Analisis terhadap 1.000 file yang ditandai oleh polisi dalam 11,2 juta pencarian di lebih dari 1 juta ponsel antara 2017 dan 2018 menunjukkan bahwa 57 persen konten yang diidentifikasi bermasalah adalah materi keagamaan biasa, kata HRW.

Hanya 9 persen dari file yang ditandai berisi konten kekerasan dan 4 persen berisi konten yang menyerukan kekerasan, menurut kelompok hak asasi tersebut.

Daftar bocoran 2.000 tahanan di fasilitas re-edukasi di prefektur Aksu pada 2018 menunjukkan bahwa 10 persen telah ditahan karena mengunduh multimedia “kekerasan dan teroris” atau memiliki koneksi dengan seseorang yang mengunduhnya, kata HRW.

Uighur dan Muslim Turki lainnya menjadi sasaran pengawasan ketat sebagai bagian dari upaya Partai Komunis China untuk menghilangkan perbedaan budaya, bahasa, dan agama dari mayoritas budaya Han di negara itu.

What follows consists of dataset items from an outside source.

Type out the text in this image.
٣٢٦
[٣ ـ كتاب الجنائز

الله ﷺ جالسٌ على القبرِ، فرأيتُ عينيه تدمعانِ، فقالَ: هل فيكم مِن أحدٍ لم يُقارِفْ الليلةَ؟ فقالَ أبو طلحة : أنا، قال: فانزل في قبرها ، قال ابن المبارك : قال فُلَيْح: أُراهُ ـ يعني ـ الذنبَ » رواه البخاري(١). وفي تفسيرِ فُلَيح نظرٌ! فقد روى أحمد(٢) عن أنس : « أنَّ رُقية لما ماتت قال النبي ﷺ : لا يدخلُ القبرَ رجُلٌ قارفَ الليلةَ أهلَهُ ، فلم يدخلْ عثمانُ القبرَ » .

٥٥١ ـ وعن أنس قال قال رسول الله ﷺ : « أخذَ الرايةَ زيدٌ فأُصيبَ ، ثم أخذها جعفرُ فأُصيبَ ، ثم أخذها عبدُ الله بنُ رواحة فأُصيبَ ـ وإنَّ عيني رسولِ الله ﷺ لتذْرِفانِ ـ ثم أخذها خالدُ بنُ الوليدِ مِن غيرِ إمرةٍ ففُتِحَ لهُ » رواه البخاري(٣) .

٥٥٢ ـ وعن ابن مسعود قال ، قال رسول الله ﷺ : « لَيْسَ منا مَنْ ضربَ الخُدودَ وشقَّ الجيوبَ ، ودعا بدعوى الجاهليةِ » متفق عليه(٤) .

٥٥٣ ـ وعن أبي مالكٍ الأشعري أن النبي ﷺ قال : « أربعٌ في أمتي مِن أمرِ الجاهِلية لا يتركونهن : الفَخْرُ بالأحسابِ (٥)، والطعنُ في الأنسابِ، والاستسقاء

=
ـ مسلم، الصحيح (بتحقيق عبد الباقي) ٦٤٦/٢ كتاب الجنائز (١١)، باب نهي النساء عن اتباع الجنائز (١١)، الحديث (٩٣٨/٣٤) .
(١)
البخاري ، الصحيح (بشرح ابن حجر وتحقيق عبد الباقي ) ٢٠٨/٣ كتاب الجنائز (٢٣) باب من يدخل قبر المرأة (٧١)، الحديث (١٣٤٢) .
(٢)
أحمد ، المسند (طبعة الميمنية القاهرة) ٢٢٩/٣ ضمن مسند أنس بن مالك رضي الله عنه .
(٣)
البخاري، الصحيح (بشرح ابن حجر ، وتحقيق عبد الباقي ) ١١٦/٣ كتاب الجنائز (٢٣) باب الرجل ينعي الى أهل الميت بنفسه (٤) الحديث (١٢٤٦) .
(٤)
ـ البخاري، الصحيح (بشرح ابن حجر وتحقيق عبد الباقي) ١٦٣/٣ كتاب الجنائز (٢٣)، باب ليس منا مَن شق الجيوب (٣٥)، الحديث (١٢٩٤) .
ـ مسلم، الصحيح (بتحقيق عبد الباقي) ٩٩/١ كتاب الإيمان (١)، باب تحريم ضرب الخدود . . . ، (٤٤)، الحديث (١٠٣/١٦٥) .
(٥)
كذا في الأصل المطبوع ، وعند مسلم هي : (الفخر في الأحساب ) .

Kelompok HAM tersebut memperkirakan bahwa lebih dari 1 juta orang telah ditahan di kamp pendidikan ulang – yang disebut sebagai “pusat pelatihan kejuruan” oleh pihak berwenang – dalam beberapa tahun terakhir di bawah kampanye, yang diluncurkan setelah serangkaian pemboman dan serangan pisau di Xinjiang pada tahun tahun 2000-an.

Setelah meluncurkan “Kampanye Serang Keras Melawan Terorisme Kekerasan” pada tahun 2014, Beijing meningkatkan upayanya untuk memasukkan pengawasan massal melalui pengumpulan data biometrik, aplikasi kepolisian, dan teknologi pengenalan wajah.

Beijing membantah melakukan pelanggaran hak asasi manusia di Xinjiang dan membela pusat pendidikan ulangnya sebagai alat penting “untuk memerangi ekstremisme kekerasan” dan mengentaskan kemiskinan.